County beefs up cyber security efforts

ALAMOSA — With no one immune from cyber attacks, Alamosa County officials recently met with WSB Computer Services President John Manesiotis to discuss ways to prevent them from happening in county government.

Alamosa County Administrator Gigi Dennis said with cyber security a focus of Colorado Counties Inc. and among county administrators, she believed it was a good idea for Manesiotis to come in and explain what procedures the county already has in place and what needs to be put in place in the future to make county computer systems more secure.

Dennis said some counties have been the victims of phishing scams and cyber attacks where they have had to pay money to get their systems back.
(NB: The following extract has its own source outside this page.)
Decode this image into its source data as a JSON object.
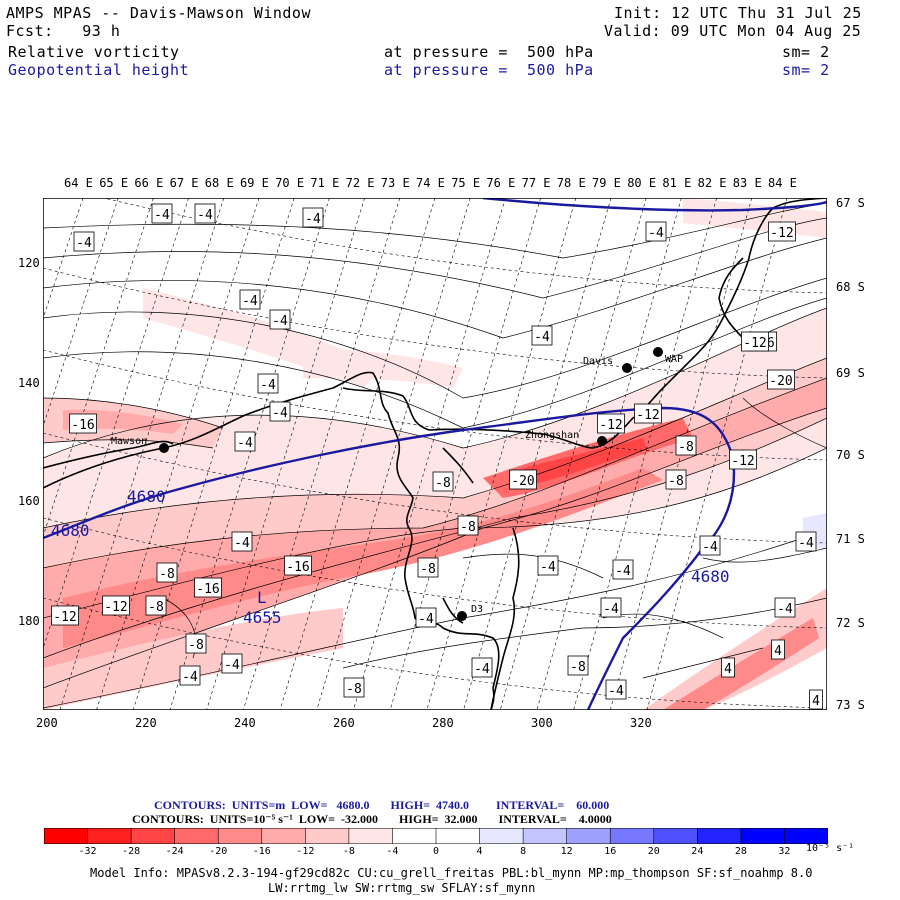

One county, for example, had to pay $15,000, she said.

Dennis added that commissioners talked about clamping down on employees’ uses of the internet even before she was hired three years ago.

“It’s going to take some hard discussions on how we want to approach this,” she said.

In the past when the county clamped down on internet use, there were web sites employees felt they needed access to that they could no longer access. For example, the Department of Human Services uses Facebook to monitor clients, she said.

Manesiotis said he was not trying to restrict staff from what they needed to do but to provide maintenance of the system and guidelines for best practices for the county.

Likening the county network to a castle with homes inside it, he said firewalls are like the gates to the castle that separate the county network from intruders. WSB has in place such protections and has limited access to web content based on categories such as gaming, nudity and drugs/guns. WSB also provides antivirus protection, he explained, that is updated multiple times a day.

He said WSB plans to finish implementing additional security measures this year, for example requiring password changes every 90 days and displaying a compliance banner before accessing computers. The banner states that the county-owned computer is for county business only.

Also this year and into 2019 WSB will finish upgrading Windows 7 to Windows 10 because by January 2020 Microsoft will stop updating Windows 7, Manesiotis explained.

WSB will also be encrypting mobile devices such as laptops in the county to protect the information on them in case they are stolen, Manesiotis explained. For example, the county health nurses may have HIPAA (Health Insurance Portability and Accountability Act of 1996) protected personal health information on their laptops.

County Attorney Jason Kelly asked if Manesiotis recommended that cell phones be county owned. Manesiotis said it depended on whether or not that was less expensive. For security reasons, it would be better if such devices were county owned, because the county would have more authority and control over them, he said.

He said a year or so ago when his company looked into the internet use at the county, they found that 70-80 percent of the use was for music and video streaming.

“It’s not like that music streaming is bad if it’s from a reputable source,” he said. The concern would be when people click on some of the ads that come up with those sites, he said.

The main problem becomes user error when people click on a link they are not supposed to or did not mean to, he added.

Manesiotis said 90 percent of malware or ransomware comes from emails when people click on a link that looks like it is official but is not.

He suggested that people could use their own devices if they wanted to stream music or videos and use the guest internet, rather than the county internet. Guest internet usage is available in conference areas, for example, for people attending events at the county building who want to connect to the internet but who would not be allowed into the county site itself, for example.

Manesiotis said more training needs to be provided to county employees regarding internet usage, “pretty much everybody that works for the county and has access to county computers and resources.”

Dennis suggested that the annual insurance enrollment period might be a good time to conduct that training since employees would be gathered together anyway.

“It all starts with holding the user accountable,” Manesiotis said.